Once the sliced meat is packed, it moves on to cartoning equipment. Then palletizers load the skids. When the skids are ready for the cooler, they may go there briefly for staging purposes, but in most cases, Mortensen says the pallets go right onto refrigerated trucks bound for distributors and retailers. Looking at the overall packaging-to-shipping operation, the amount of energy saved by not having to store product for any length of time is significant. Except for the necessary recipe delays for curing, products are tightly scheduled from incoming materials to products being loaded on the truck for delivery. Customers know when their products will arrive and when they were made.
Another way the plant—the entire enterprise—saves energy and money is through its transportation management system (TMS), which it installed about two and a half years ago. Prior to the TMS, the transportation system ran on paper and was very inefficient, says Marlon Bingham, Plumrose director of transportation. Today all loads are coordinated by the TMS, which keeps track of service, miles per hour, distance, stop charges, etc. Load-building processes have been improved significantly, and from a cost-perspective, Bingham has seen real savings by making trips more efficient and cutting unnecessary trips. With high runs and yields coming out of the new facility, Bingham says he can consolidate trips to large customers by providing stops and drops. Other savings in the trucking operation come from new trucks with better mileage (which has improved from 4.8-5.2 mpg to 6.0-6.3 mpg) and clean-idle systems.

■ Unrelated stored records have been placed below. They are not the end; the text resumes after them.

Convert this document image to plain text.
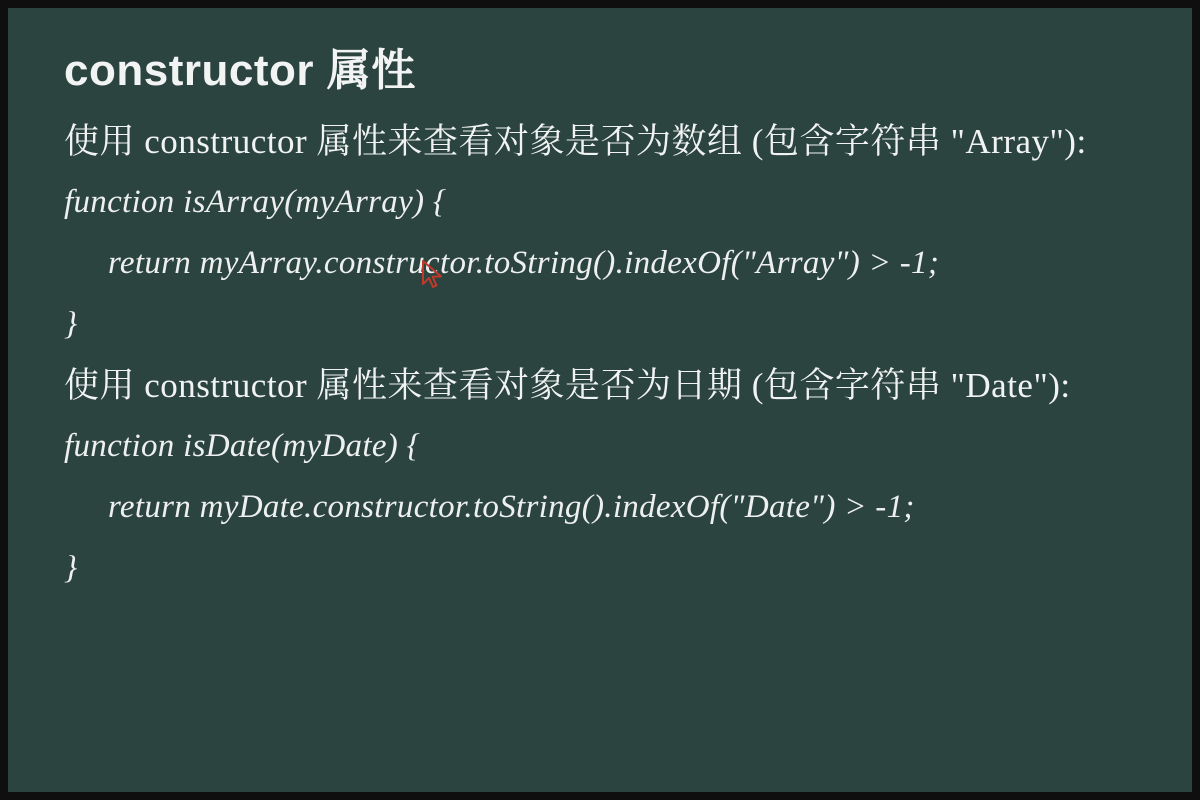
constructor 属性

使用 constructor 属性来查看对象是否为数组 (包含字符串 "Array"):

function isArray(myArray) {
return myArray.constructor.toString().indexOf("Array") > -1;
}

使用 constructor 属性来查看对象是否为日期 (包含字符串 "Date"):

function isDate(myDate) {
return myDate.constructor.toString().indexOf("Date") > -1;
}
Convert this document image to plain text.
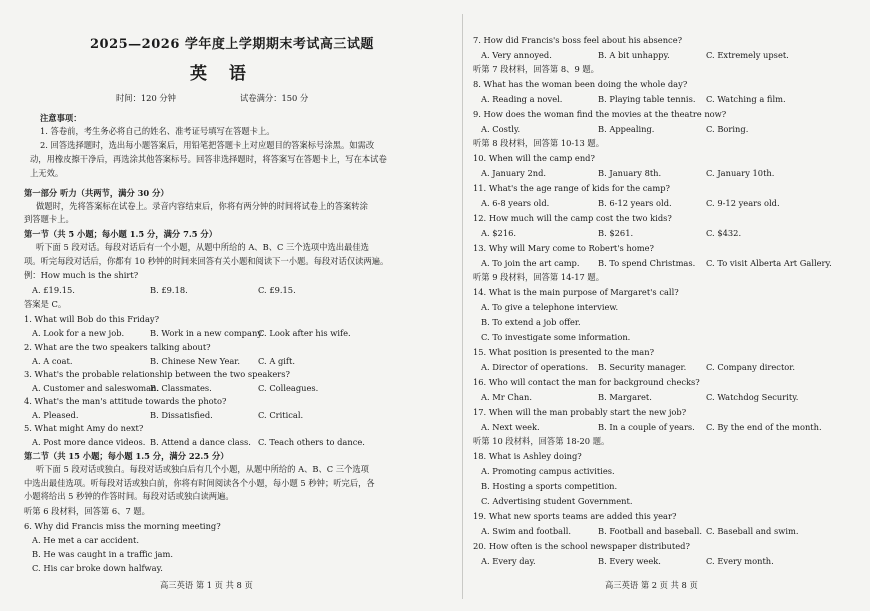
2025—2026 学年度上学期期末考试高三试题
英 语
时间：120 分钟	试卷满分：150 分
注意事项：
1. 答卷前，考生务必将自己的姓名、准考证号填写在答题卡上。
2. 回答选择题时，选出每小题答案后，用铅笔把答题卡上对应题目的答案标号涂黑。如需改
动，用橡皮擦干净后，再选涂其他答案标号。回答非选择题时，将答案写在答题卡上，写在本试卷
上无效。
第一部分 听力（共两节，满分 30 分）
做题时，先将答案标在试卷上。录音内容结束后，你将有两分钟的时间将试卷上的答案转涂
到答题卡上。
第一节（共 5 小题；每小题 1.5 分，满分 7.5 分）
听下面 5 段对话。每段对话后有一个小题，从题中所给的 A、B、C 三个选项中选出最佳选
项。听完每段对话后，你都有 10 秒钟的时间来回答有关小题和阅读下一小题。每段对话仅读两遍。
例：How much is the shirt?
A. £19.15.	B. £9.18.	C. £9.15.
答案是 C。
1. What will Bob do this Friday?
A. Look for a new job.	B. Work in a new company.
C. Look after his wife.
2. What are the two speakers talking about?
A. A coat.	B. Chinese New Year. C. A gift.
3. What's the probable relationship between the two speakers?
A. Customer and saleswoman.
B. Classmates.	C. Colleagues.
4. What's the man's attitude towards the photo?
A. Pleased.	B. Dissatisfied.	C. Critical.
5. What might Amy do next?
A. Post more dance videos. B. Attend a dance class. C. Teach others to dance.
第二节（共 15 小题；每小题 1.5 分，满分 22.5 分）
听下面 5 段对话或独白。每段对话或独白后有几个小题，从题中所给的 A、B、C 三个选项
中选出最佳选项。听每段对话或独白前，你将有时间阅读各个小题，每小题 5 秒钟；听完后，各
小题将给出 5 秒钟的作答时间。每段对话或独白读两遍。
听第 6 段材料，回答第 6、7 题。
6. Why did Francis miss the morning meeting?
A. He met a car accident.
B. He was caught in a traffic jam.
C. His car broke down halfway.
高三英语 第 1 页 共 8 页
7. How did Francis's boss feel about his absence?
A. Very annoyed.	B. A bit unhappy.	C. Extremely upset.
听第 7 段材料，回答第 8、9 题。
8. What has the woman been doing the whole day?
A. Reading a novel.	B. Playing table tennis. C. Watching a film.
9. How does the woman find the movies at the theatre now?
A. Costly.	B. Appealing.	C. Boring.
听第 8 段材料，回答第 10-13 题。
10. When will the camp end?
A. January 2nd.	B. January 8th.	C. January 10th.
11. What's the age range of kids for the camp?
A. 6-8 years old.	B. 6-12 years old.	C. 9-12 years old.
12. How much will the camp cost the two kids?
A. $216.	B. $261.	C. $432.
13. Why will Mary come to Robert's home?
A. To join the art camp. B. To spend Christmas. C. To visit Alberta Art Gallery.
听第 9 段材料，回答第 14-17 题。
14. What is the main purpose of Margaret's call?
A. To give a telephone interview.
B. To extend a job offer.
C. To investigate some information.
15. What position is presented to the man?
A. Director of operations. B. Security manager. C. Company director.
16. Who will contact the man for background checks?
A. Mr Chan.	B. Margaret.	C. Watchdog Security.
17. When will the man probably start the new job?
A. Next week.	B. In a couple of years. C. By the end of the month.
听第 10 段材料，回答第 18-20 题。
18. What is Ashley doing?
A. Promoting campus activities.
B. Hosting a sports competition.
C. Advertising student Government.
19. What new sports teams are added this year?
A. Swim and football.	B. Football and baseball. C. Baseball and swim.
20. How often is the school newspaper distributed?
A. Every day.	B. Every week.	C. Every month.
高三英语 第 2 页 共 8 页
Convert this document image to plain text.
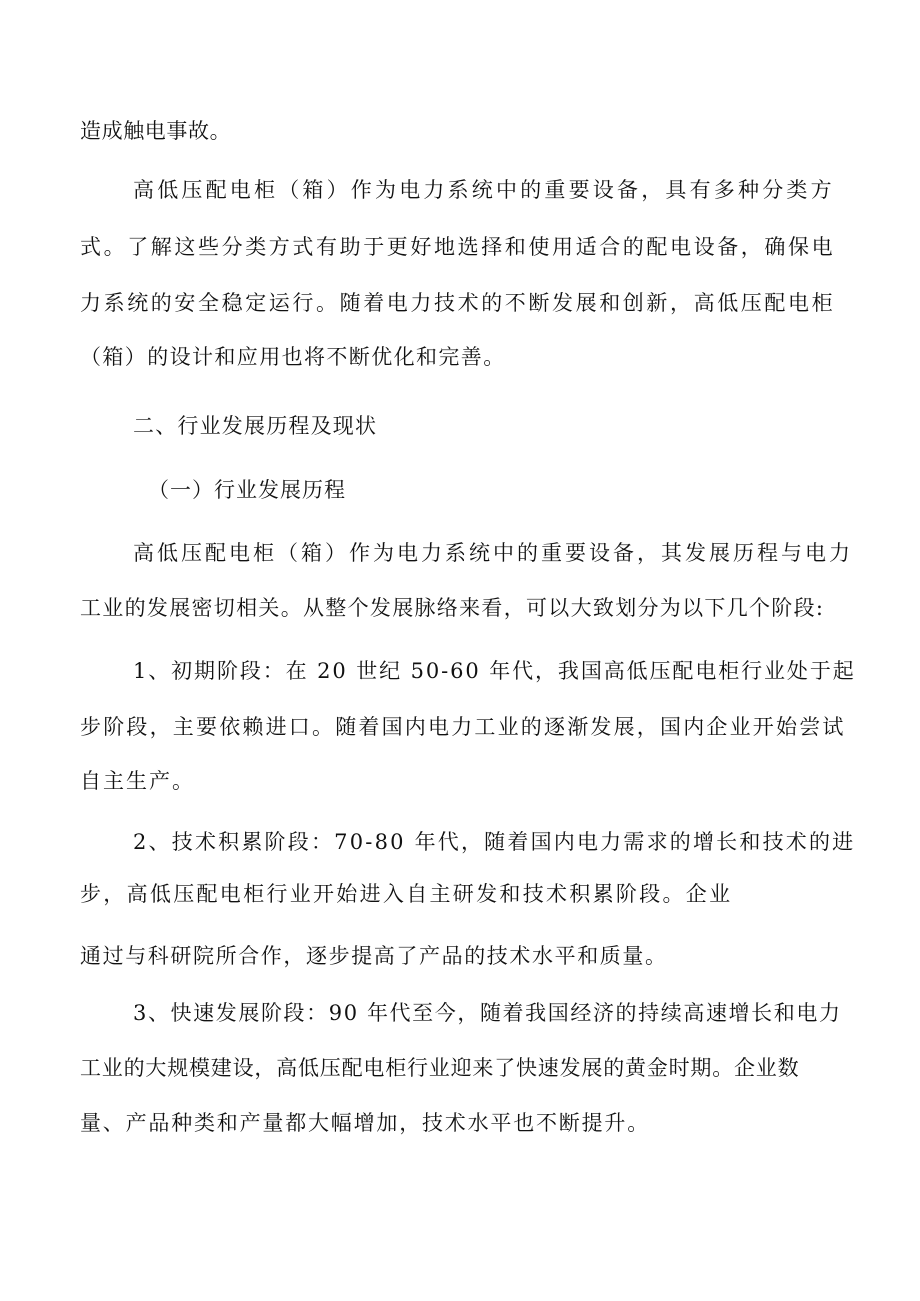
造成触电事故。
高低压配电柜（箱）作为电力系统中的重要设备，具有多种分类方
式。了解这些分类方式有助于更好地选择和使用适合的配电设备，确保电
力系统的安全稳定运行。随着电力技术的不断发展和创新，高低压配电柜
（箱）的设计和应用也将不断优化和完善。
二、行业发展历程及现状
（一）行业发展历程
高低压配电柜（箱）作为电力系统中的重要设备，其发展历程与电力
工业的发展密切相关。从整个发展脉络来看，可以大致划分为以下几个阶段:
1、初期阶段：在 20 世纪 50-60 年代，我国高低压配电柜行业处于起
步阶段，主要依赖进口。随着国内电力工业的逐渐发展，国内企业开始尝试
自主生产。
2、技术积累阶段：70-80 年代，随着国内电力需求的增长和技术的进
步，高低压配电柜行业开始进入自主研发和技术积累阶段。企业
通过与科研院所合作，逐步提高了产品的技术水平和质量。
3、快速发展阶段：90 年代至今，随着我国经济的持续高速增长和电力
工业的大规模建设，高低压配电柜行业迎来了快速发展的黄金时期。企业数
量、产品种类和产量都大幅增加，技术水平也不断提升。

Materials and resources: Material selections were made with environmental considerations that included waste and minimizing waste to landfill. ONEsource targeted more than 75 percent of construction materials to be diverted from landfill and sent to recycling centers. Diverted materials included wood, concrete, drywall, glass bottles, recyclable plastic, metal cans and scrap. When possible, paint and rigid foam were recycled. By the end of construction, ONEsource had surpassed its 75 percent target, achieving 81 percent of materials diverted from landfill. The project was able to use 34 percent of recycled and local materials in its total requirements.
Indoor environmental quality: Installed materials met strict restrictions on VOC content, including all adhesives, paints, carpet, composite woods and other coatings. Outdoor air is delivered to all regularly occupied areas, and offices were designed with full walls of natural light and views. All workstation areas have individual lighting controls; most have individual temperature controls.
Innovation and design process: Project teams used Epsten Group, LEED-accredited professionals, to consult on sustainable design and coordinate the preparation of the LEED silver application.
Food safety and sustainability
Food safety and food quality go hand in hand at Plumrose’s new plant. From the moment raw meat comes in, it’s immediately logged in on the computer system with all the source information (plant, truck, etc.). “Entries are made into the computer,” says Mortensen. “We know where everything came from, which batch it goes into—through every operation to the final packaging. By that code [on the package], I can tell you what truck the meat came in on.”
When the meat is placed into a batch with ingredients, all the data is recorded. By the time it is cooked, every log has all its ingredient info, and samples of every log are sent to the lab for testing. When logs are sliced, and meat is packaged, the destination is already known, and all the sourcing, processing and packaging information is recorded in the database and is associated with reference numbers on the labels.
The automation controls that keep the process at its peak performance and quality were also designed to conserve energy. Likewise, the process equipment was designed to save energy and recycle water so no separate, onsite water pre-treatment center is necessary. The building’s environmental systems and process equipment both promote food safety and curb energy usage. A walkable ceiling overhead keeps all the conduits and piping out of the workspace. And the building’s solid construction will ward off insulation retrofits and other repairs that other facilities often face in 10 years.